When we hear stories of nurses saving lives, we naturally assume that the life belongs to another person. Just this past week, a nurse stepped in to save the life of a man whose heart stopped beating at a high school volleyball game.
“I don`t believe I was a hero. I think anybody could have done what I did,” nurse Kelly Fogelman recounted. “Always be willing to jump in and help.”
Her response is another thing we’ve come to expect in these inspirational stories—a nurse for whom saving lives is simply the natural thing to do.
But in the case of this nurse in Perth, Australia, the life he saved was his own.
The nurse, who has remained nameless, was stationed in a remote area of Australia’s west coast—over 100 miles from the nearest medical facility, and over 600 miles from the nearest major city—when he began feeling “dizziness and chest pain”. While many might initially write these symptoms off as something less severe, the nurse’s training and experience told him to pay attention.
He began by diagnosing himself using the medical equipment on hand. He quickly gave himself an electrocardiogram (ECG) and emailed the results to an emergency room doctor.
Miles away, doctors closely examined the scan, eventually spotting the culprit—a blockage in his right coronary artery.
Meanwhile, the nurse has noticed a new symptom—a series of rapid-fire heartbeats (sinus tachycardia), a sign that the partial blockage may have become a complete blockage. He takes a second ECG and emails the results. The doctors concur, agreeing that if the nurse doesn’t get medical attention soon, his chances of survival drop precipitously.
But despite his remote location, the Australian nurse refuses to give up. With no doctor nearby to treat him, he quickly begins to treat himself—relying on his years of experience and observation.
He begins by inserting an IV into his own arm, and according to the LA Times, “chews a full-strength aspirin, and puts himself on a trio of first-line medications for heart attack: a tablet of the anti-platelet drug clopidogrel (known commercially as Plavix), a dose of nitroglycerine under the tongue, and an IV bag of the blood thinner heparin.”
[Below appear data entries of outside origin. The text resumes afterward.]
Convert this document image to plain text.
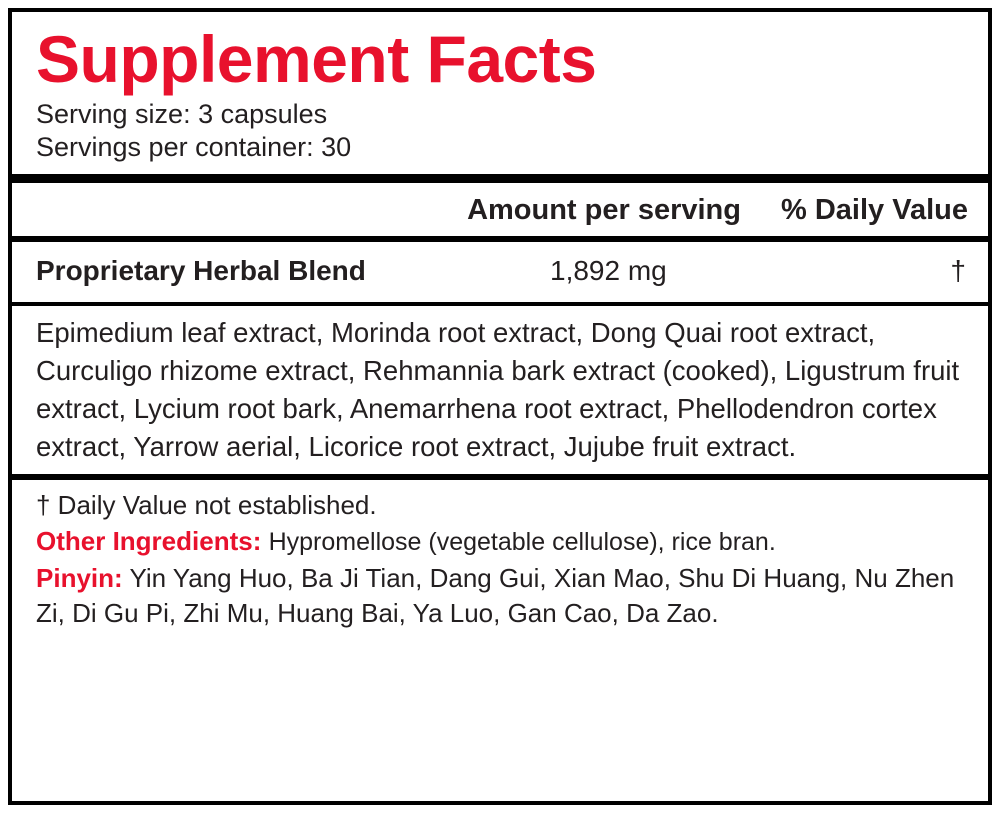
Supplement Facts
Serving size: 3 capsules
Servings per container: 30
Amount per serving % Daily Value
Proprietary Herbal Blend	1,892 mg	†
Epimedium leaf extract, Morinda root extract, Dong Quai root extract, Curculigo rhizome extract, Rehmannia bark extract (cooked), Ligustrum fruit extract, Lycium root bark, Anemarrhena root extract, Phellodendron cortex extract, Yarrow aerial, Licorice root extract, Jujube fruit extract.

† Daily Value not established.

Other Ingredients: Hypromellose (vegetable cellulose), rice bran.

Pinyin: Yin Yang Huo, Ba Ji Tian, Dang Gui, Xian Mao, Shu Di Huang, Nu Zhen Zi, Di Gu Pi, Zhi Mu, Huang Bai, Ya Luo, Gan Cao, Da Zao.
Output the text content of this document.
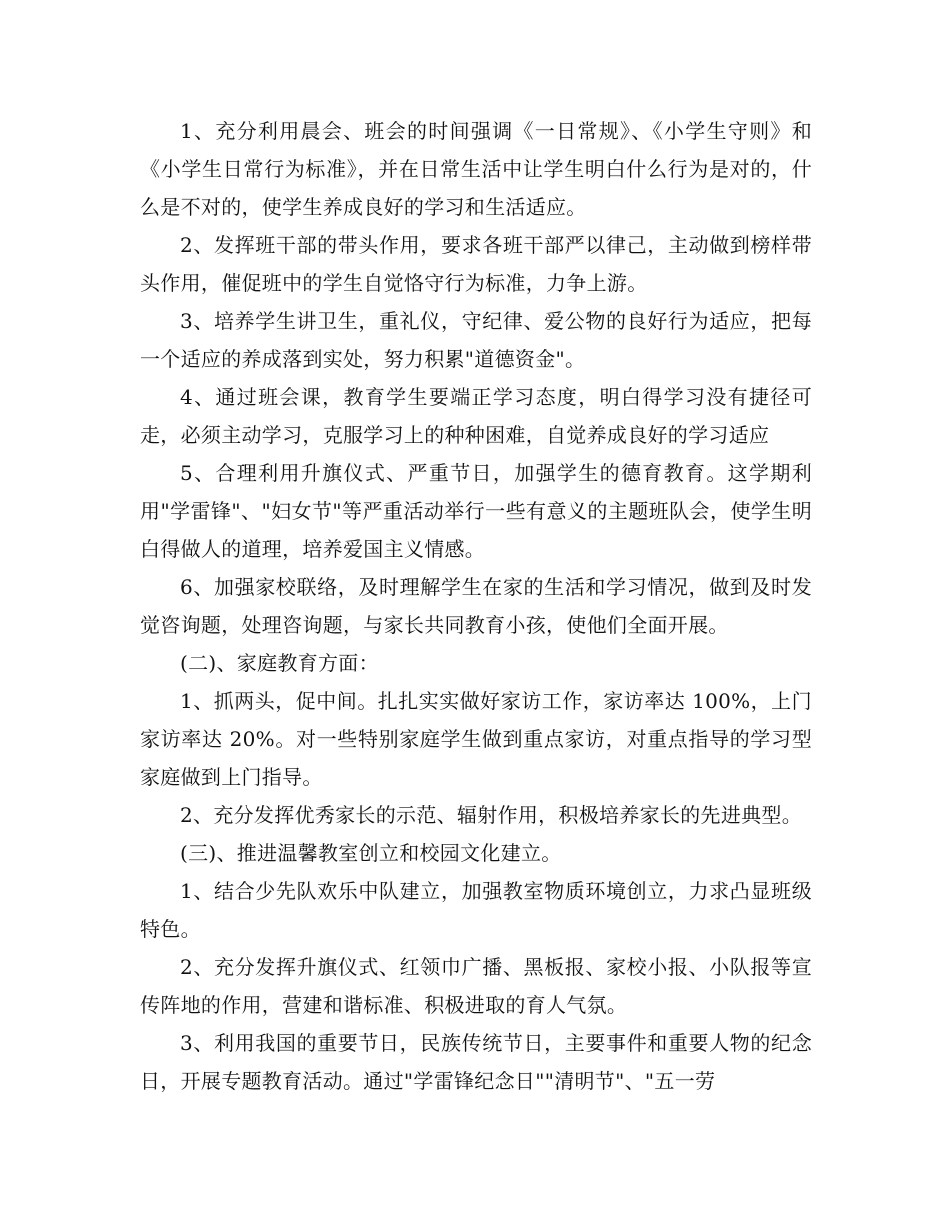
1、充分利用晨会、班会的时间强调《一日常规》、《小学生守则》和《小学生日常行为标准》，并在日常生活中让学生明白什么行为是对的，什么是不对的，使学生养成良好的学习和生活适应。

2、发挥班干部的带头作用，要求各班干部严以律己，主动做到榜样带头作用，催促班中的学生自觉恪守行为标准，力争上游。

3、培养学生讲卫生，重礼仪，守纪律、爱公物的良好行为适应，把每一个适应的养成落到实处，努力积累"道德资金"。

4、通过班会课，教育学生要端正学习态度，明白得学习没有捷径可走，必须主动学习，克服学习上的种种困难，自觉养成良好的学习适应

5、合理利用升旗仪式、严重节日，加强学生的德育教育。这学期利用"学雷锋"、"妇女节"等严重活动举行一些有意义的主题班队会，使学生明白得做人的道理，培养爱国主义情感。

6、加强家校联络，及时理解学生在家的生活和学习情况，做到及时发觉咨询题，处理咨询题，与家长共同教育小孩，使他们全面开展。

(二)、家庭教育方面：

1、抓两头，促中间。扎扎实实做好家访工作，家访率达 100%，上门家访率达 20%。对一些特别家庭学生做到重点家访，对重点指导的学习型家庭做到上门指导。

2、充分发挥优秀家长的示范、辐射作用，积极培养家长的先进典型。

(三)、推进温馨教室创立和校园文化建立。

1、结合少先队欢乐中队建立，加强教室物质环境创立，力求凸显班级特色。

2、充分发挥升旗仪式、红领巾广播、黑板报、家校小报、小队报等宣传阵地的作用，营建和谐标准、积极进取的育人气氛。

3、利用我国的重要节日，民族传统节日，主要事件和重要人物的纪念日，开展专题教育活动。通过"学雷锋纪念日""清明节"、"五一劳
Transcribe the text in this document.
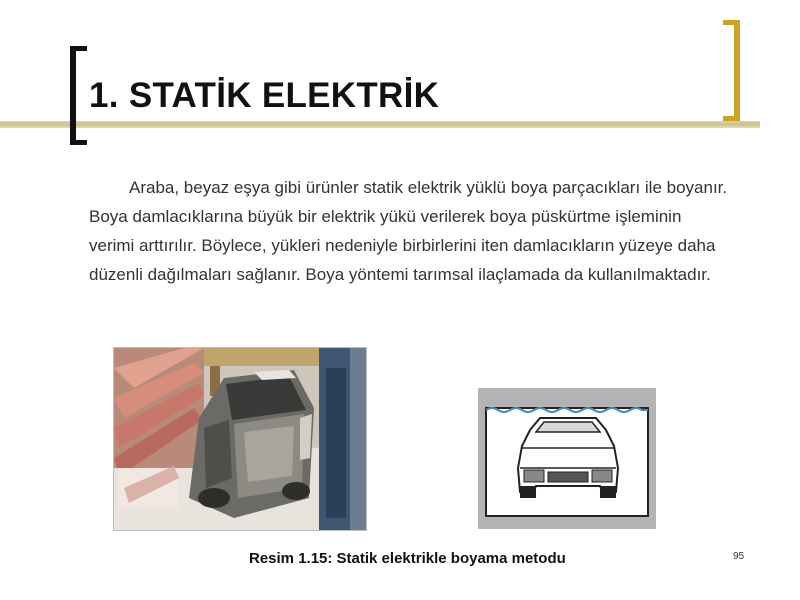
1. STATİK ELEKTRİK

Araba, beyaz eşya gibi ürünler statik elektrik yüklü boya parçacıkları ile boyanır. Boya damlacıklarına büyük bir elektrik yükü verilerek boya püskürtme işleminin verimi arttırılır. Böylece, yükleri nedeniyle birbirlerini iten damlacıkların yüzeye daha düzenli dağılmaları sağlanır. Boya yöntemi tarımsal ilaçlamada da kullanılmaktadır.

Resim 1.15: Statik elektrikle boyama metodu	95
And he didn’t stop there. Preparing for the worst, the nurse attached defibrillator pads to his own chest, just in case the situation continued to worsen.
Fortunately, the medicine did the trick, breaking up the blockage enough for the nurse to avoid more serious steps. This buys him enough time for a helicopter to arrive and shuttle him to the nearest operating room, where further medication and a stent were applied. He was home 48 hours later.
In the end, he survived, and only because of his will to fight and his training as a nurse.